Алёша не пожалел нового пиджака. И скоро пушка была готова к бою.
Дед не умел обращаться со сложным прицелом и наводил простым способом: открыл затвор и смотрел в дуло. Алёша заглянул за ним следом и увидел в кружке света фермы моста. Старик раздвинул станины, вогнал сошники в землю и заправил снаряд, выбрав гильзу подлиннее. Он не ошибся: это был бронебойный.

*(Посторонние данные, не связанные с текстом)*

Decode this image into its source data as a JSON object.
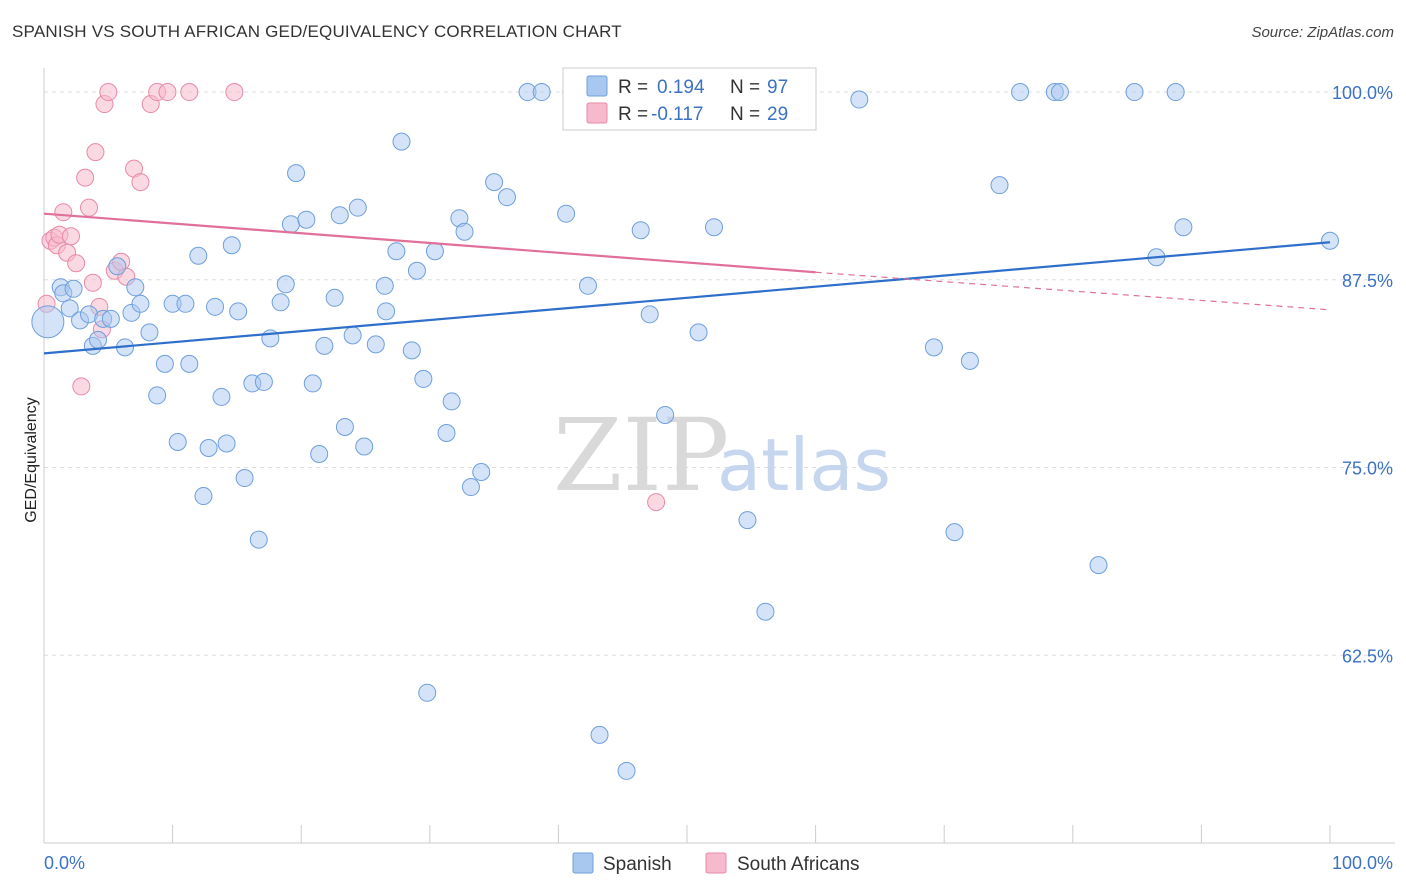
{
  "header": {
    "title": "SPANISH VS SOUTH AFRICAN GED/EQUIVALENCY CORRELATION CHART",
    "source": "Source: ZipAtlas.com"
  },
  "watermark": {
    "zip": "ZIP",
    "atlas": "atlas"
  },
  "legend": {
    "rows": [
      {
        "r_label": "R =",
        "r_value": "0.194",
        "n_label": "N =",
        "n_value": "97",
        "color": "#a9c8f0"
      },
      {
        "r_label": "R =",
        "r_value": "-0.117",
        "n_label": "N =",
        "n_value": "29",
        "color": "#f7b9cc"
      }
    ]
  },
  "bottom_legend": [
    {
      "label": "Spanish",
      "color": "#a9c8f0"
    },
    {
      "label": "South Africans",
      "color": "#f7b9cc"
    }
  ],
  "colors": {
    "spanish_fill": "#a9c8f0",
    "spanish_stroke": "#6f9fdc",
    "spanish_line": "#2f6fcc",
    "sa_fill": "#f7b9cc",
    "sa_stroke": "#e88aa8",
    "sa_line": "#e0709a",
    "grid": "#dddddd",
    "axis_text": "#3b72c4"
  },
  "chart_data": {
    "type": "scatter",
    "title": "SPANISH VS SOUTH AFRICAN GED/EQUIVALENCY CORRELATION CHART",
    "xlabel": "",
    "ylabel": "GED/Equivalency",
    "xlim": [
      0,
      100
    ],
    "ylim": [
      50,
      102
    ],
    "x_tick_labels": [
      "0.0%",
      "100.0%"
    ],
    "y_ticks": [
      62.5,
      75.0,
      87.5,
      100.0
    ],
    "y_tick_labels": [
      "62.5%",
      "75.0%",
      "87.5%",
      "100.0%"
    ],
    "grid": true,
    "legend_position": "top-center",
    "series": [
      {
        "name": "Spanish",
        "r": 0.194,
        "n": 97,
        "trend": {
          "x": [
            0,
            100
          ],
          "y": [
            82.6,
            90.0
          ]
        },
        "points": [
          [
            0.3,
            84.7
          ],
          [
            1.3,
            87.0
          ],
          [
            1.5,
            86.6
          ],
          [
            2.0,
            85.6
          ],
          [
            2.3,
            86.9
          ],
          [
            2.8,
            84.8
          ],
          [
            3.5,
            85.2
          ],
          [
            3.8,
            83.1
          ],
          [
            4.2,
            83.5
          ],
          [
            4.6,
            84.9
          ],
          [
            5.2,
            84.9
          ],
          [
            5.7,
            88.4
          ],
          [
            6.3,
            83.0
          ],
          [
            6.8,
            85.3
          ],
          [
            7.1,
            87.0
          ],
          [
            7.5,
            85.9
          ],
          [
            8.2,
            84.0
          ],
          [
            8.8,
            79.8
          ],
          [
            9.4,
            81.9
          ],
          [
            10.0,
            85.9
          ],
          [
            10.4,
            76.7
          ],
          [
            11.0,
            85.9
          ],
          [
            11.3,
            81.9
          ],
          [
            12.0,
            89.1
          ],
          [
            12.4,
            73.1
          ],
          [
            12.8,
            76.3
          ],
          [
            13.3,
            85.7
          ],
          [
            13.8,
            79.7
          ],
          [
            14.2,
            76.6
          ],
          [
            14.6,
            89.8
          ],
          [
            15.1,
            85.4
          ],
          [
            15.6,
            74.3
          ],
          [
            16.2,
            80.6
          ],
          [
            16.7,
            70.2
          ],
          [
            17.1,
            80.7
          ],
          [
            17.6,
            83.6
          ],
          [
            18.4,
            86.0
          ],
          [
            18.8,
            87.2
          ],
          [
            19.2,
            91.2
          ],
          [
            19.6,
            94.6
          ],
          [
            20.4,
            91.5
          ],
          [
            20.9,
            80.6
          ],
          [
            21.4,
            75.9
          ],
          [
            21.8,
            83.1
          ],
          [
            22.6,
            86.3
          ],
          [
            23.0,
            91.8
          ],
          [
            23.4,
            77.7
          ],
          [
            24.0,
            83.8
          ],
          [
            24.4,
            92.3
          ],
          [
            24.9,
            76.4
          ],
          [
            25.8,
            83.2
          ],
          [
            26.5,
            87.1
          ],
          [
            26.6,
            85.4
          ],
          [
            27.4,
            89.4
          ],
          [
            27.8,
            96.7
          ],
          [
            28.6,
            82.8
          ],
          [
            29.0,
            88.1
          ],
          [
            29.5,
            80.9
          ],
          [
            29.8,
            60.0
          ],
          [
            30.4,
            89.4
          ],
          [
            31.3,
            77.3
          ],
          [
            31.7,
            79.4
          ],
          [
            32.3,
            91.6
          ],
          [
            32.7,
            90.7
          ],
          [
            33.2,
            73.7
          ],
          [
            34.0,
            74.7
          ],
          [
            35.0,
            94.0
          ],
          [
            36.0,
            93.0
          ],
          [
            37.6,
            100.0
          ],
          [
            38.7,
            100.0
          ],
          [
            40.6,
            91.9
          ],
          [
            41.0,
            100.0
          ],
          [
            42.3,
            87.1
          ],
          [
            43.2,
            57.2
          ],
          [
            45.3,
            54.8
          ],
          [
            46.4,
            90.8
          ],
          [
            47.1,
            85.2
          ],
          [
            48.3,
            78.5
          ],
          [
            50.9,
            84.0
          ],
          [
            52.1,
            91.0
          ],
          [
            54.7,
            71.5
          ],
          [
            56.1,
            65.4
          ],
          [
            56.5,
            100.0
          ],
          [
            63.4,
            99.5
          ],
          [
            69.2,
            83.0
          ],
          [
            70.8,
            70.7
          ],
          [
            72.0,
            82.1
          ],
          [
            74.3,
            93.8
          ],
          [
            75.9,
            100.0
          ],
          [
            78.6,
            100.0
          ],
          [
            79.0,
            100.0
          ],
          [
            82.0,
            68.5
          ],
          [
            84.8,
            100.0
          ],
          [
            86.5,
            89.0
          ],
          [
            88.0,
            100.0
          ],
          [
            88.6,
            91.0
          ],
          [
            100.0,
            90.1
          ]
        ]
      },
      {
        "name": "South Africans",
        "r": -0.117,
        "n": 29,
        "trend": {
          "x": [
            0,
            60,
            100
          ],
          "y": [
            91.9,
            88.0,
            85.5
          ]
        },
        "points": [
          [
            0.2,
            85.9
          ],
          [
            0.5,
            90.1
          ],
          [
            0.8,
            90.3
          ],
          [
            1.0,
            89.8
          ],
          [
            1.2,
            90.5
          ],
          [
            1.5,
            92.0
          ],
          [
            1.8,
            89.3
          ],
          [
            2.1,
            90.4
          ],
          [
            2.5,
            88.6
          ],
          [
            2.9,
            80.4
          ],
          [
            3.2,
            94.3
          ],
          [
            3.5,
            92.3
          ],
          [
            3.8,
            87.3
          ],
          [
            4.0,
            96.0
          ],
          [
            4.3,
            85.7
          ],
          [
            4.5,
            84.2
          ],
          [
            4.7,
            99.2
          ],
          [
            5.0,
            100.0
          ],
          [
            5.5,
            88.1
          ],
          [
            6.0,
            88.7
          ],
          [
            6.4,
            87.7
          ],
          [
            7.0,
            94.9
          ],
          [
            7.5,
            94.0
          ],
          [
            8.3,
            99.2
          ],
          [
            8.8,
            100.0
          ],
          [
            9.6,
            100.0
          ],
          [
            11.3,
            100.0
          ],
          [
            14.8,
            100.0
          ],
          [
            47.6,
            72.7
          ]
        ]
      }
    ]
  }
}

И, как зверь на ловца, в эту же минуту показался на подъёме бронепоезд. На всех парах спешил он куда-то на восток, красуясь громадными башнями со множеством пушек.
— Дёргай! — шепнул старик мальчику, державшему спуск.
Алёша дернул и сейчас же упал от грома выстрела. Пушка подскочила, толкнув деда. Алёша кинулся к нему: «Пропал дедушка!» Но дед быстро поднялся. А там, куда они стреляли, что-то оглушительно засвистело. Из бронированного паровоза струёй вырвался белый пар, и поезд остановился прямо на мосту.
— Ай да мы! — крикнул дед. — Котёл пробили! А ну, давай, давай!
Он быстро стал наводить орудие, снова заглядывая в дуло.
Немцы из всех смотровых щелей, во все бинокли высматривали: откуда раздался выстрел? Все пушки бронепоезда изготовились открыть огонь, поводя стволами.